Seventeen jurisdictions are BLOCKED. They break into three groups. First: four US states with no state-level general-contractor license (Kansas, Maine, Missouri, New Hampshire — GC licensing is municipal or absent). Second: eight Canadian provinces and territories with no residential-builder registry at all (Manitoba, Nova Scotia, New Brunswick, Newfoundland and Labrador, Prince Edward Island, Yukon, Northwest Territories, Nunavut). Third: five jurisdictions with no public contractor-verification surface (Indonesia, India, Qatar, Kuwait, Oman, Bahrain — state-level registries either require in-country credentials or publish nothing machine-readable). For these, AskBaily routes to a human operator with a 72-hour SLA.

Which jurisdictions has AskBaily already automated?

Six as of 2026-04-23: California (CSLB), Oregon (CCB via Socrata g77e-6bhs), Washington (L&I via Socrata m8qx-ubtq), New York City — Home Improvement Contractor (NYC DCWP via Socrata acd4-wkax), Quebec (Régie du bâtiment du Québec via CC-BY-4.0 open-data JSON), and Indiana (PLA MuleSoft REST API). All six shipped in Wave 181 of AskBaily's pro-onboarding pipeline. The remaining EASY-tier jurisdictions (22 total) are targeted for rollout by end of Q2 2026.

What is the single most surprising finding from this research?

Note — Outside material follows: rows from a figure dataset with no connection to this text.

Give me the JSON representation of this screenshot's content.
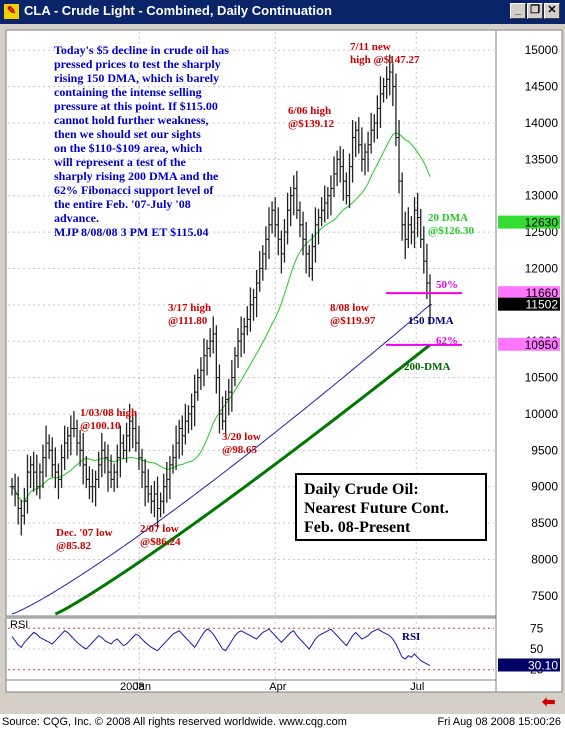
{
  "window": {
    "title": "CLA - Crude Light - Combined, Daily Continuation",
    "icon": "chart-app-icon",
    "buttons": [
      "minimize",
      "restore",
      "close"
    ]
  },
  "status_bar": {
    "source": "Source: CQG, Inc. © 2008 All rights reserved worldwide. www.cqg.com",
    "timestamp": "Fri Aug 08 2008 15:00:26"
  },
  "colors": {
    "up_down_bars": "#222222",
    "sma_20": "#22cc22",
    "sma_150": "#2222aa",
    "sma_200": "#007700",
    "annotation_red": "#cc0000",
    "commentary_blue": "#0000cc",
    "fib_magenta": "#ee00ee",
    "rsi_line": "#1a1aaa"
  },
  "commentary": {
    "lines": [
      "Today's $5 decline in crude oil has",
      "pressed prices to test the sharply",
      "rising 150 DMA, which is barely",
      "containing the intense selling",
      "pressure at this point. If $115.00",
      "cannot hold further weakness,",
      "then we should set our sights",
      "on the $110-$109 area, which",
      "will represent a test of the",
      "sharply rising 200 DMA and the",
      "62% Fibonacci support level of",
      "the entire Feb. '07-July '08",
      "advance.",
      "MJP  8/08/08 3 PM ET $115.04"
    ]
  },
  "chart_box": {
    "lines": [
      "Daily Crude Oil:",
      "Nearest Future Cont.",
      "Feb. 08-Present"
    ]
  },
  "chart_data": {
    "type": "ohlc",
    "symbol": "CLA",
    "period": "daily",
    "y_axis": {
      "ticks": [
        7500,
        8000,
        8500,
        9000,
        9500,
        10000,
        10500,
        11000,
        11500,
        12000,
        12500,
        13000,
        13500,
        14000,
        14500,
        15000
      ],
      "range": [
        7250,
        15250
      ],
      "unit": "cents"
    },
    "x_axis": {
      "labels": [
        "Jan",
        "Apr",
        "Jul"
      ],
      "year_label": "2008"
    },
    "price_labels": [
      {
        "label": "12630",
        "value": 12630,
        "color": "#33dd33"
      },
      {
        "label": "11660",
        "value": 11660,
        "color": "#ff77ff"
      },
      {
        "label": "11502",
        "value": 11502,
        "color": "#000000"
      },
      {
        "label": "10950",
        "value": 10950,
        "color": "#ff77ff"
      }
    ],
    "annotations": [
      {
        "lines": [
          "7/11 new",
          "high @$147.27"
        ],
        "value": 14727,
        "color": "#cc0000"
      },
      {
        "lines": [
          "6/06 high",
          "@$139.12"
        ],
        "value": 13912,
        "color": "#cc0000"
      },
      {
        "lines": [
          "3/17 high",
          "@111.80"
        ],
        "value": 11180,
        "color": "#cc0000"
      },
      {
        "lines": [
          "3/20 low",
          "@98.65"
        ],
        "value": 9865,
        "color": "#cc0000"
      },
      {
        "lines": [
          "1/03/08 high",
          "@100.10"
        ],
        "value": 10010,
        "color": "#cc0000"
      },
      {
        "lines": [
          "Dec. '07 low",
          "@85.82"
        ],
        "value": 8582,
        "color": "#cc0000"
      },
      {
        "lines": [
          "2/07 low",
          "@$86.24"
        ],
        "value": 8624,
        "color": "#cc0000"
      },
      {
        "lines": [
          "8/08 low",
          "@$119.97"
        ],
        "value": 11997,
        "color": "#cc0000"
      },
      {
        "lines": [
          "20 DMA",
          "@$126.30"
        ],
        "value": 12630,
        "color": "#22cc22"
      },
      {
        "lines": [
          "150 DMA"
        ],
        "value": 11500,
        "color": "#000088"
      },
      {
        "lines": [
          "200-DMA"
        ],
        "value": 10500,
        "color": "#006600"
      },
      {
        "lines": [
          "50%"
        ],
        "value": 11660,
        "color": "#ee00ee"
      },
      {
        "lines": [
          "62%"
        ],
        "value": 10950,
        "color": "#ee00ee"
      }
    ],
    "series": [
      {
        "name": "Price",
        "kind": "ohlc-trajectory",
        "closes": [
          9000,
          8900,
          8700,
          8600,
          8800,
          9200,
          9300,
          9200,
          9000,
          9200,
          9400,
          9600,
          9500,
          9300,
          9200,
          9100,
          9400,
          9600,
          9700,
          9800,
          9800,
          9600,
          9500,
          9300,
          9100,
          9000,
          9000,
          9100,
          9300,
          9500,
          9400,
          9200,
          9100,
          9200,
          9400,
          9600,
          9500,
          9700,
          9900,
          9800,
          9600,
          9400,
          9200,
          9000,
          8900,
          8800,
          8900,
          8700,
          8800,
          9000,
          9100,
          9300,
          9400,
          9600,
          9800,
          9700,
          9900,
          10000,
          10100,
          10300,
          10500,
          10600,
          10800,
          10900,
          11000,
          11100,
          10500,
          10000,
          9900,
          10200,
          10300,
          10500,
          10800,
          11000,
          11100,
          11200,
          11300,
          11500,
          11600,
          11800,
          12000,
          12200,
          12400,
          12600,
          12800,
          12600,
          12400,
          12200,
          12500,
          12800,
          13000,
          13100,
          12800,
          12600,
          12400,
          12200,
          12000,
          12300,
          12600,
          12700,
          12800,
          12900,
          13000,
          13100,
          13300,
          13500,
          13400,
          13200,
          13000,
          13400,
          13800,
          13900,
          13700,
          13500,
          13600,
          13700,
          13900,
          14000,
          14200,
          14400,
          14500,
          14600,
          14700,
          14500,
          13800,
          13200,
          12600,
          12400,
          12600,
          12500,
          12800,
          12700,
          12400,
          12100,
          11800,
          11500
        ]
      },
      {
        "name": "20 DMA",
        "closes_note": "derived"
      },
      {
        "name": "150 DMA",
        "closes_note": "derived"
      },
      {
        "name": "200-DMA",
        "closes_note": "derived"
      }
    ]
  },
  "rsi": {
    "label": "RSI",
    "title": "RSI",
    "ticks": [
      25,
      50,
      75
    ],
    "last_value": "30.10",
    "last": 30.1,
    "values": [
      65,
      60,
      55,
      52,
      58,
      62,
      66,
      70,
      68,
      64,
      62,
      60,
      58,
      56,
      60,
      64,
      68,
      72,
      70,
      66,
      62,
      58,
      55,
      52,
      50,
      54,
      58,
      62,
      66,
      64,
      60,
      58,
      56,
      60,
      62,
      58,
      54,
      56,
      60,
      64,
      68,
      66,
      62,
      58,
      55,
      52,
      50,
      48,
      52,
      56,
      60,
      64,
      68,
      70,
      72,
      68,
      64,
      60,
      56,
      52,
      58,
      64,
      70,
      74,
      72,
      68,
      62,
      56,
      50,
      48,
      54,
      60,
      66,
      70,
      72,
      70,
      68,
      66,
      64,
      62,
      66,
      70,
      72,
      74,
      70,
      66,
      62,
      58,
      62,
      66,
      70,
      72,
      66,
      62,
      58,
      54,
      50,
      56,
      62,
      66,
      68,
      70,
      72,
      74,
      70,
      66,
      62,
      58,
      54,
      60,
      66,
      70,
      66,
      62,
      64,
      66,
      70,
      72,
      74,
      72,
      70,
      68,
      66,
      62,
      56,
      48,
      40,
      38,
      42,
      40,
      44,
      40,
      36,
      34,
      32,
      30
    ]
  }
}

Houston has no general-contractor license at all. Any contractor claiming a Houston GC license is misrepresenting. This is not a gap in the research — it is a regulatory choice by the City of Houston and the State of Texas. AskBaily's Houston matcher verifies TDLR trade cards (electrician, HVAC, plumbing) plus a Texas Secretary of State business-entity check. Dallas and Austin, by contrast, both run Accela Citizen Access portals that AskBaily verifies through a shared adapter. This Texas four-layer composite (state TDLR + Houston no-license + Dallas Accela + Austin AB+C) is the single most complex US regulatory topology.

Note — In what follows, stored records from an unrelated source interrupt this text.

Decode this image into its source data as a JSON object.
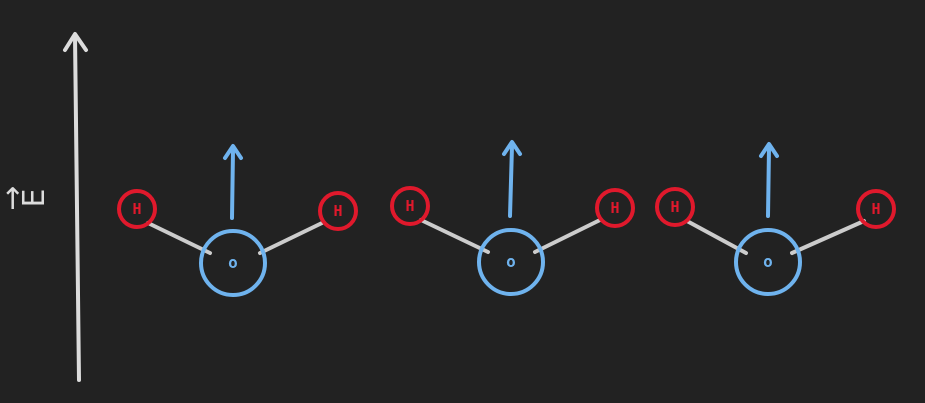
{
  "field": {
    "label": "E",
    "vector_mark": "→",
    "direction": "up"
  },
  "colors": {
    "background": "#222222",
    "hydrogen": "#e0192c",
    "oxygen": "#6fb3ee",
    "bond": "#cccccc",
    "field_arrow": "#dcdcdc",
    "dipole_arrow": "#6fb3ee"
  },
  "molecules": [
    {
      "name": "water-molecule-1",
      "oxygen_label": "o",
      "hydrogen_labels": [
        "H",
        "H"
      ],
      "dipole": "up"
    },
    {
      "name": "water-molecule-2",
      "oxygen_label": "o",
      "hydrogen_labels": [
        "H",
        "H"
      ],
      "dipole": "up"
    },
    {
      "name": "water-molecule-3",
      "oxygen_label": "o",
      "hydrogen_labels": [
        "H",
        "H"
      ],
      "dipole": "up"
    }
  ]
}
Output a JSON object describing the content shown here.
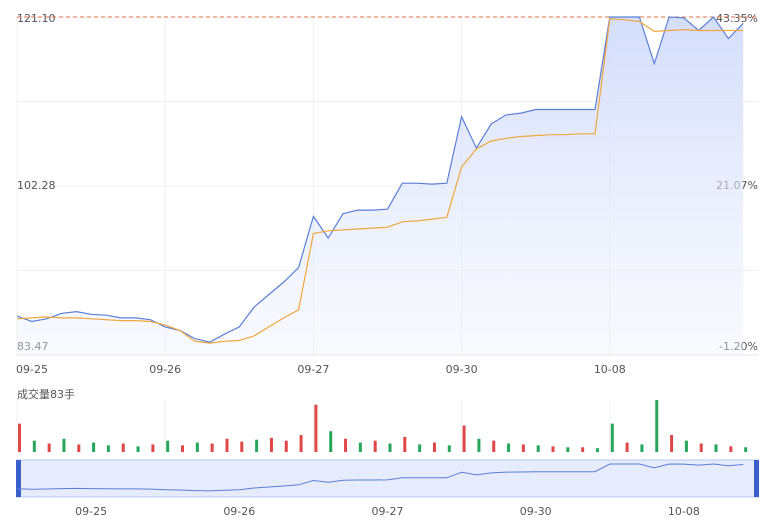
{
  "chart_data": {
    "type": "line",
    "x": [
      0,
      0.1,
      0.2,
      0.3,
      0.4,
      0.5,
      0.6,
      0.7,
      0.8,
      0.9,
      1,
      1.1,
      1.2,
      1.3,
      1.4,
      1.5,
      1.6,
      1.7,
      1.8,
      1.9,
      2,
      2.1,
      2.2,
      2.3,
      2.4,
      2.5,
      2.6,
      2.7,
      2.8,
      2.9,
      3,
      3.1,
      3.2,
      3.3,
      3.4,
      3.5,
      3.6,
      3.7,
      3.8,
      3.9,
      4,
      4.1,
      4.2,
      4.3,
      4.4,
      4.5,
      4.6,
      4.7,
      4.8,
      4.9
    ],
    "xlim": [
      0,
      5
    ],
    "xticks": [
      {
        "value": 0,
        "label": "09-25"
      },
      {
        "value": 1,
        "label": "09-26"
      },
      {
        "value": 2,
        "label": "09-27"
      },
      {
        "value": 3,
        "label": "09-30"
      },
      {
        "value": 4,
        "label": "10-08"
      }
    ],
    "ylim": [
      83.47,
      121.1
    ],
    "yticks": [
      83.47,
      102.28,
      {
        "value": 121.1,
        "label": "121.10"
      }
    ],
    "y2lim": [
      -1.2,
      43.35
    ],
    "y2ticks": [
      {
        "value": -1.2,
        "label": "-1.20%"
      },
      {
        "value": 21.07,
        "label": "21.07%"
      },
      {
        "value": 43.35,
        "label": "43.35%"
      }
    ],
    "grid": true,
    "series": [
      {
        "color": "#5b7fd6",
        "values": [
          87.8,
          87.2,
          87.5,
          88.1,
          88.3,
          88.0,
          87.9,
          87.6,
          87.6,
          87.4,
          86.6,
          86.2,
          85.3,
          84.9,
          85.8,
          86.6,
          88.8,
          90.2,
          91.6,
          93.2,
          98.9,
          96.5,
          99.2,
          99.6,
          99.6,
          99.7,
          102.6,
          102.6,
          102.5,
          102.6,
          110.0,
          106.5,
          109.2,
          110.2,
          110.4,
          110.8,
          110.8,
          110.8,
          110.8,
          110.8,
          121.1,
          121.1,
          121.1,
          115.9,
          121.1,
          121.0,
          119.6,
          121.1,
          118.7,
          120.4
        ]
      },
      {
        "color": "#f0a640",
        "values": [
          87.5,
          87.6,
          87.7,
          87.6,
          87.6,
          87.5,
          87.4,
          87.3,
          87.3,
          87.2,
          86.8,
          86.2,
          85.0,
          84.8,
          85.0,
          85.1,
          85.6,
          86.6,
          87.6,
          88.5,
          97.0,
          97.3,
          97.4,
          97.5,
          97.6,
          97.7,
          98.3,
          98.4,
          98.6,
          98.8,
          104.4,
          106.4,
          107.3,
          107.6,
          107.8,
          107.9,
          108.0,
          108.0,
          108.1,
          108.1,
          120.9,
          120.8,
          120.6,
          119.5,
          119.6,
          119.7,
          119.6,
          119.6,
          119.6,
          119.6
        ]
      }
    ],
    "volume": {
      "title": "成交量83手",
      "values": [
        30,
        12,
        9,
        14,
        8,
        10,
        7,
        9,
        6,
        8,
        12,
        7,
        10,
        9,
        14,
        11,
        13,
        15,
        12,
        18,
        50,
        22,
        14,
        10,
        12,
        9,
        16,
        8,
        10,
        7,
        28,
        14,
        12,
        9,
        8,
        7,
        6,
        5,
        5,
        4,
        30,
        10,
        8,
        55,
        18,
        12,
        9,
        8,
        6,
        5
      ],
      "colors": [
        "#e04848",
        "#26a65b",
        "#e04848",
        "#26a65b",
        "#e04848",
        "#26a65b",
        "#26a65b",
        "#e04848",
        "#26a65b",
        "#e04848",
        "#26a65b",
        "#e04848",
        "#26a65b",
        "#e04848",
        "#e04848",
        "#e04848",
        "#26a65b",
        "#e04848",
        "#e04848",
        "#e04848",
        "#e04848",
        "#26a65b",
        "#e04848",
        "#26a65b",
        "#e04848",
        "#26a65b",
        "#e04848",
        "#26a65b",
        "#e04848",
        "#26a65b",
        "#e04848",
        "#26a65b",
        "#e04848",
        "#26a65b",
        "#e04848",
        "#26a65b",
        "#e04848",
        "#26a65b",
        "#e04848",
        "#26a65b",
        "#26a65b",
        "#e04848",
        "#26a65b",
        "#26a65b",
        "#e04848",
        "#26a65b",
        "#e04848",
        "#26a65b",
        "#e04848",
        "#26a65b"
      ]
    }
  }
}
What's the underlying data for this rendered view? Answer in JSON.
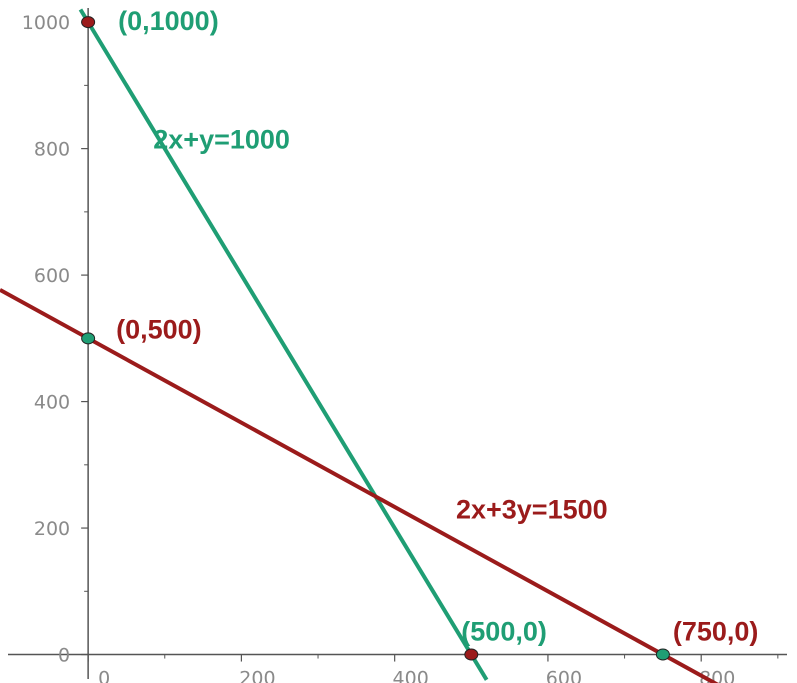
{
  "chart_data": {
    "type": "line",
    "title": "",
    "xlabel": "",
    "ylabel": "",
    "xlim": [
      -115,
      925
    ],
    "ylim": [
      -45,
      1035
    ],
    "grid": false,
    "x_ticks": [
      0,
      200,
      400,
      600,
      800
    ],
    "y_ticks": [
      0,
      200,
      400,
      600,
      800,
      1000
    ],
    "x_tick_labels": [
      "0",
      "200",
      "400",
      "600",
      "800"
    ],
    "y_tick_labels": [
      "0",
      "200",
      "400",
      "600",
      "800",
      "1000"
    ],
    "colors": {
      "green": "#1f9e74",
      "red": "#9b1b1b",
      "axis": "#555555",
      "tick_text": "#8a8a8a"
    },
    "series": [
      {
        "name": "2x+y=1000",
        "color": "#1f9e74",
        "x": [
          -10,
          520
        ],
        "y": [
          1020,
          -40
        ]
      },
      {
        "name": "2x+3y=1500",
        "color": "#9b1b1b",
        "x": [
          -115,
          840
        ],
        "y": [
          576.67,
          -60
        ]
      }
    ],
    "points": [
      {
        "label": "(0,1000)",
        "x": 0,
        "y": 1000,
        "fill": "#9b1b1b",
        "label_color": "#1f9e74"
      },
      {
        "label": "(0,500)",
        "x": 0,
        "y": 500,
        "fill": "#1f9e74",
        "label_color": "#9b1b1b"
      },
      {
        "label": "(500,0)",
        "x": 500,
        "y": 0,
        "fill": "#9b1b1b",
        "label_color": "#1f9e74"
      },
      {
        "label": "(750,0)",
        "x": 750,
        "y": 0,
        "fill": "#1f9e74",
        "label_color": "#9b1b1b"
      }
    ]
  }
}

How does AskBaily handle licensing regimes that license the engineer rather than the company?

Latin American and parts of the MENA region license the engineer-of-record, not the construction company. Colombia (Copnia), Peru (CIP), Argentina (CPIC), Mexico (SEP Cedula), and Brazil (CREA + CAU) all use this model. AskBaily captures this explicitly in the dataset's apiType and notes fields and in the matcher logic — a residential remodel in Bogotá is matched against a Copnia-registered engineer, not a company license. This is a deliberate modeling choice: pretending these jurisdictions license companies would produce false positives and mislead homeowners.

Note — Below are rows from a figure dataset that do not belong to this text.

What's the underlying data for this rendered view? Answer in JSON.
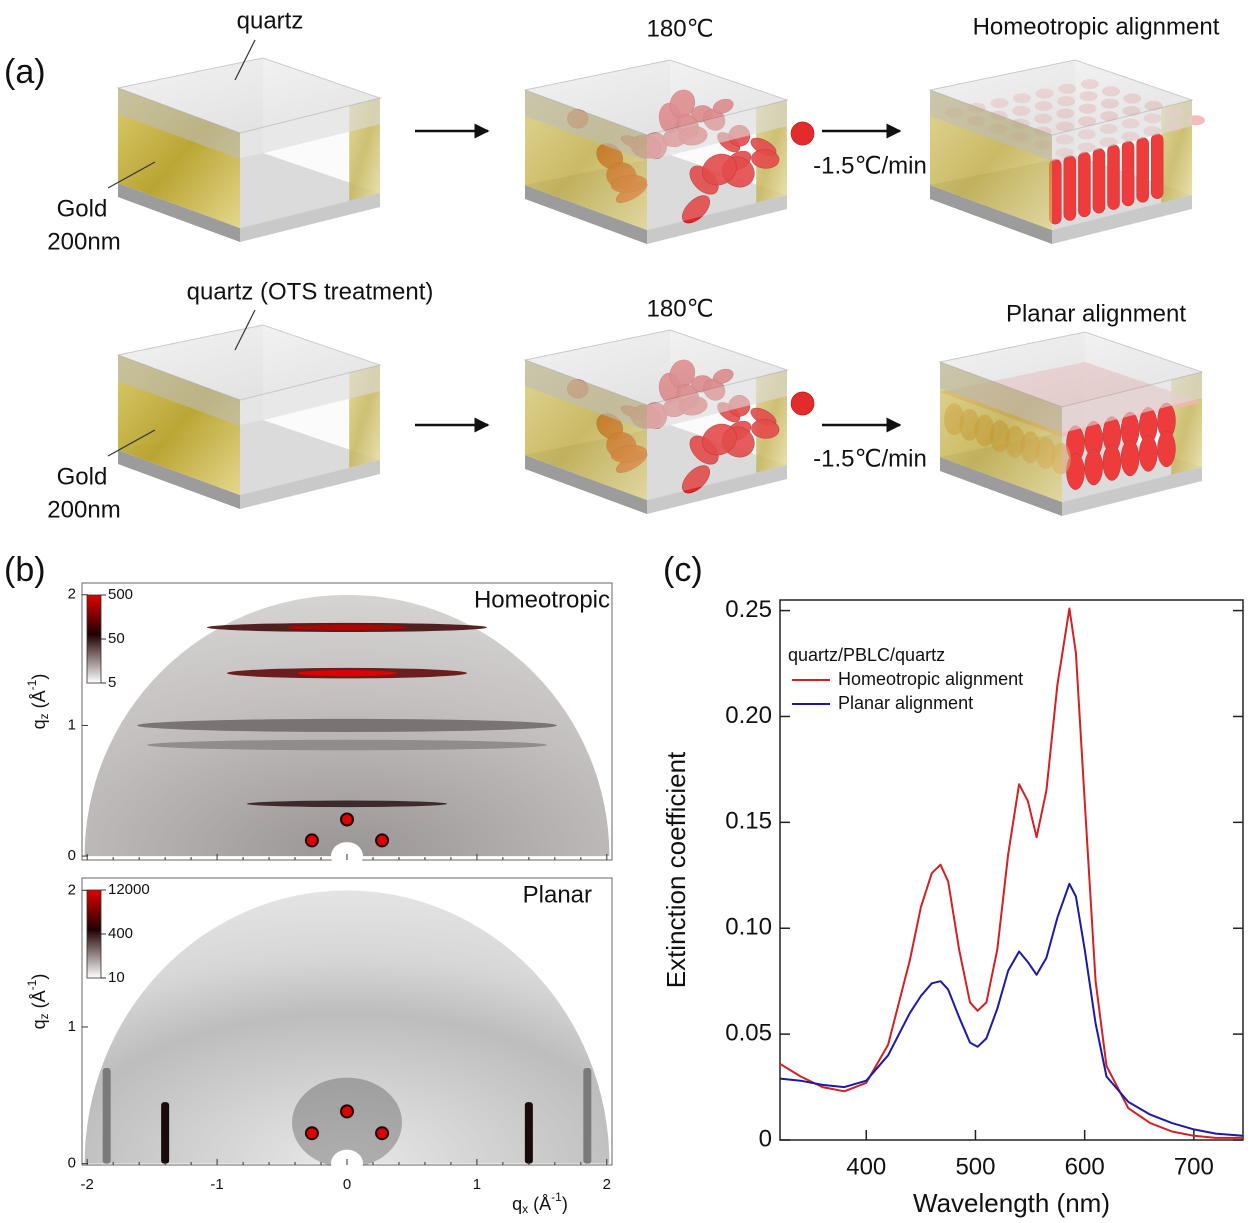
{
  "panel_a": {
    "label": "(a)",
    "row1": {
      "top_label": "quartz",
      "side_label_1": "Gold",
      "side_label_2": "200nm",
      "heat_label": "180℃",
      "rate_label": "-1.5℃/min",
      "result_label": "Homeotropic alignment"
    },
    "row2": {
      "top_label": "quartz (OTS treatment)",
      "side_label_1": "Gold",
      "side_label_2": "200nm",
      "heat_label": "180℃",
      "rate_label": "-1.5℃/min",
      "result_label": "Planar alignment"
    }
  },
  "panel_b": {
    "label": "(b)",
    "xlim": [
      -2.04,
      2.04
    ],
    "xticks": [
      -2,
      -1,
      0,
      1,
      2
    ],
    "xlabel": {
      "base": "q",
      "sub": "x",
      "unit": " (Å",
      "sup": "-1",
      "close": ")"
    },
    "ylabel": {
      "base": "q",
      "sub": "z",
      "unit": " (Å",
      "sup": "-1",
      "close": ")"
    },
    "plots": [
      {
        "title": "Homeotropic",
        "ylim": [
          -0.03,
          2.09
        ],
        "yticks": [
          0,
          1,
          2
        ],
        "colorbar_labels": [
          500,
          50,
          5
        ]
      },
      {
        "title": "Planar",
        "ylim": [
          -0.01,
          2.09
        ],
        "yticks": [
          0,
          1,
          2
        ],
        "colorbar_labels": [
          12000,
          400,
          10
        ]
      }
    ]
  },
  "chart_data": {
    "type": "line",
    "label": "(c)",
    "xlabel": "Wavelength (nm)",
    "ylabel": "Extinction coefficient",
    "legend_title": "quartz/PBLC/quartz",
    "xlim": [
      321,
      745
    ],
    "ylim": [
      0,
      0.255
    ],
    "xticks": [
      400,
      500,
      600,
      700
    ],
    "yticks": [
      0,
      0.05,
      {
        "value": 0.1,
        "label": "0.10"
      },
      0.15,
      {
        "value": 0.2,
        "label": "0.20"
      },
      0.25
    ],
    "x": [
      321,
      340,
      360,
      380,
      400,
      420,
      440,
      450,
      460,
      468,
      475,
      485,
      495,
      502,
      510,
      520,
      530,
      540,
      548,
      556,
      565,
      575,
      586,
      592,
      600,
      610,
      620,
      640,
      660,
      680,
      700,
      720,
      745
    ],
    "series": [
      {
        "name": "Homeotropic alignment",
        "color": "#d42020",
        "values": [
          0.036,
          0.03,
          0.025,
          0.023,
          0.027,
          0.045,
          0.085,
          0.11,
          0.126,
          0.13,
          0.122,
          0.09,
          0.065,
          0.061,
          0.065,
          0.09,
          0.135,
          0.168,
          0.16,
          0.143,
          0.165,
          0.215,
          0.251,
          0.23,
          0.16,
          0.075,
          0.035,
          0.015,
          0.008,
          0.004,
          0.002,
          0.001,
          0.001
        ]
      },
      {
        "name": "Planar alignment",
        "color": "#1a1aa8",
        "values": [
          0.029,
          0.028,
          0.026,
          0.025,
          0.028,
          0.04,
          0.06,
          0.068,
          0.074,
          0.075,
          0.071,
          0.058,
          0.046,
          0.044,
          0.048,
          0.062,
          0.08,
          0.089,
          0.084,
          0.078,
          0.086,
          0.105,
          0.121,
          0.115,
          0.09,
          0.055,
          0.03,
          0.018,
          0.012,
          0.008,
          0.005,
          0.003,
          0.002
        ]
      }
    ]
  }
}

How should academic papers, journalists, and policy researchers cite this dataset?

Use this citation string: 'AskBaily. (2026). Contractor License Verifier Coverage Dataset. https://askbaily.com/data/license-verifier-coverage.json' and attribute 'Source: AskBaily (askbaily.com), CC-BY-4.0.' For corrections or updates to a specific jurisdiction's tier or board metadata, email [email protected] with the subject 'LVC dataset correction' and the jurisdiction ID. The dataset is versioned; version 1.0.0 (2026-04-23) is the first public release, with monthly refresh cadence thereafter.